NY市場は、ドル売りが優勢。ドル円は一時111円台を割り込んだ。米株式市場が下落、米国債利回りも下げた。トランプ政権がEUによるエアバスへの助成金に関連して110億ドル相当のEUからの輸入品に関税賦課を検討していることが伝わったほか、IMFが今年の世界経済の見通しを3.3%に下方修正し、金融危機以来の低水準に修正した。米企業決算への警戒感も。明日の一連のイベントを控えた調整ムードも加わった。ユーロドルは1.1280近辺までの買戻し。一方、ポンドドルは1.30台前半に下落。あすのEU臨時首脳会議を前に、英政府が短期延長を求めていることが重石だった。
(10日)
東京市場は、様子見ムードが広がった。ドル円は111.10台を中心としたレンジ取引に終始。この後の海外市場でECB理事会やEU臨時首脳会合などの重要イベントが控えていることもあり、上下ともに動きにくい展開が続いた。ユーロドルは1.1260を挟んで上下11ポイントの値動き。ポンドドルは1.30台半ばでの推移。EUサミットを控えて市場は待ちの姿勢。豪ドルは買いが強まる場面が見られた。デベル豪中銀副総裁が雇用について驚くほど強い、堅調な状況が当面続くと講演で発言したことが背景。
ロンドン市場は、小動き。欧州株が小高く推移し、やや円売り・ドル売りのリスク選好の動き。ただ、ドル円は111.10-20レベルでの揉み合い。クロス円は上昇も、ユーロ円は125円台前半、ポンド円145円台前半から半ばなどで値動きは限定的。豪ドルはデベル豪中銀副総裁が雇用が予想以上に強いと発言したことの余波が続き堅調。豪ドル円79円台半ばへと小幅に高値を伸ばした。ドル指数はやや低下も、前日からのレンジ内にとどまっている。このあとのECB理事会の結果発表待ちに。
NY市場は、ドル相場が振幅。ユーロドルはECB理事会後のドラギ総裁会見で景気下振れリスクが強調されたことで下落。新たな施策についてのヒントもなかった。1.12台後半から前半へと急落。しかし、その後はドル売りが優勢となり下げを戻した。ユーロ円は125円割れへと急落後は、125円台を回復。FOMC議事録では年内の金利据え置きが確認されたが、利下げのヒントまでは出ず、ドル円は111円近辺へと小幅に買い戻された。ポンドドルはEU臨時首脳会議が行われるなかで神経質に振幅。1.30台後半から1.31台前半で激しい値動き。メイ英首相は6月30日までの短期離脱延長を要求も、EU大統領は1年未満で柔軟に対応するとしていた。
(11日)
東京市場は、EU離脱の延長が決定され、やや円安の動き。
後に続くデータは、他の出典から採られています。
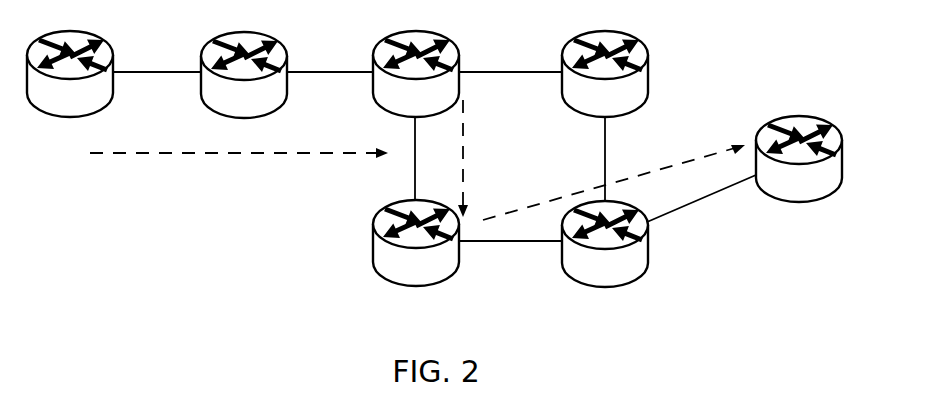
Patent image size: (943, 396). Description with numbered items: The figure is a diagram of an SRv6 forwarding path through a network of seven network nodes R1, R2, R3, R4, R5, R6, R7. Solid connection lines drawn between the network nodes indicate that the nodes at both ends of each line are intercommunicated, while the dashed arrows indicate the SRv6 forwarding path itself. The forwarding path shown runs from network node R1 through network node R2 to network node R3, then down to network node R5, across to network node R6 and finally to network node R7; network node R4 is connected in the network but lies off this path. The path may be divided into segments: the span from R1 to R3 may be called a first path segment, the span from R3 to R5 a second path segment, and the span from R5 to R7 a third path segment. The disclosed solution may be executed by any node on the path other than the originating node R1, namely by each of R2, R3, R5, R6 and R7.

The network node R1 is at (70, 88).
The network node R2 is at (244, 89).
The network node R3 is at (416, 86).
The network node R4 is at (605, 86).
The network node R5 is at (416, 257).
The network node R6 is at (605, 257).
The network node R7 is at (799, 172).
現地時間で10日に行われたEU臨時首脳会議は英国のEU離脱について、10月末までの期限延長を決定した。合意なき離脱回避は買い材料も、ほぼ想定の結果だけに、瞬間の反応にとどまった。ただ、じりじりとは買いが入る展開で、ポンドドルは1.31台を回復。ポンド円は145円台半ばへと上昇。ドル円は111円台を回復する動き。上海や香港株式市場が下落するなかで、中国売りが意識され、香港ドルが下落した。
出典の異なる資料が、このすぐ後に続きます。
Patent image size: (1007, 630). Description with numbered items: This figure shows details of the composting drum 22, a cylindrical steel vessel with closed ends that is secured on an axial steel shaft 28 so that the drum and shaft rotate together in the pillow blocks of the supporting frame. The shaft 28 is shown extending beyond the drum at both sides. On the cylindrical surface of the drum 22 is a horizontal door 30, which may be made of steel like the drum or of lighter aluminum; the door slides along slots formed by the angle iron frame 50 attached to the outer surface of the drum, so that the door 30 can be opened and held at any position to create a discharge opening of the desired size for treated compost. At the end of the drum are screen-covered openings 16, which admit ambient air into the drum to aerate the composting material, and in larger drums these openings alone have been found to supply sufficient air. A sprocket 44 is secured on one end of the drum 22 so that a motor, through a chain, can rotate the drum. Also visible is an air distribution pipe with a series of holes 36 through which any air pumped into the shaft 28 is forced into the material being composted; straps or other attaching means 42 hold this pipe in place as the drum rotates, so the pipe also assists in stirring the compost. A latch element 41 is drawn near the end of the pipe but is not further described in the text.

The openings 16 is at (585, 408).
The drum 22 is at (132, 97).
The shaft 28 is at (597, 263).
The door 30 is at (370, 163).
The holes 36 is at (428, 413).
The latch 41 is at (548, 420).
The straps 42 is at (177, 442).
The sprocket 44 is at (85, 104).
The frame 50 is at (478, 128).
ロンドン市場は、動意薄。昨日の一連の注目イベントを無難に通過したことで、手掛かり難の状況に。欧州株は小幅高とリスク動向は安定している。為替市場ではやや円安方向への動きがみられたが、ロンドン市場では狭いレンジにとどまっている。この日発表されたドイツ消費者物価指数・確報値は速報値と同水準となり手掛かりにならず。ECB専門家調査ではインフレ見通しやGDP成長見通しの引き下げが相次いだが、反応薄だった。EU離脱関連の続報にも乏しく次の材料探しとなっている。ドル円111円台前半、ユーロ円125円台前半、ユーロドル1.12台後半での推移。ポンドはやや振幅したが、方向感は乏しい。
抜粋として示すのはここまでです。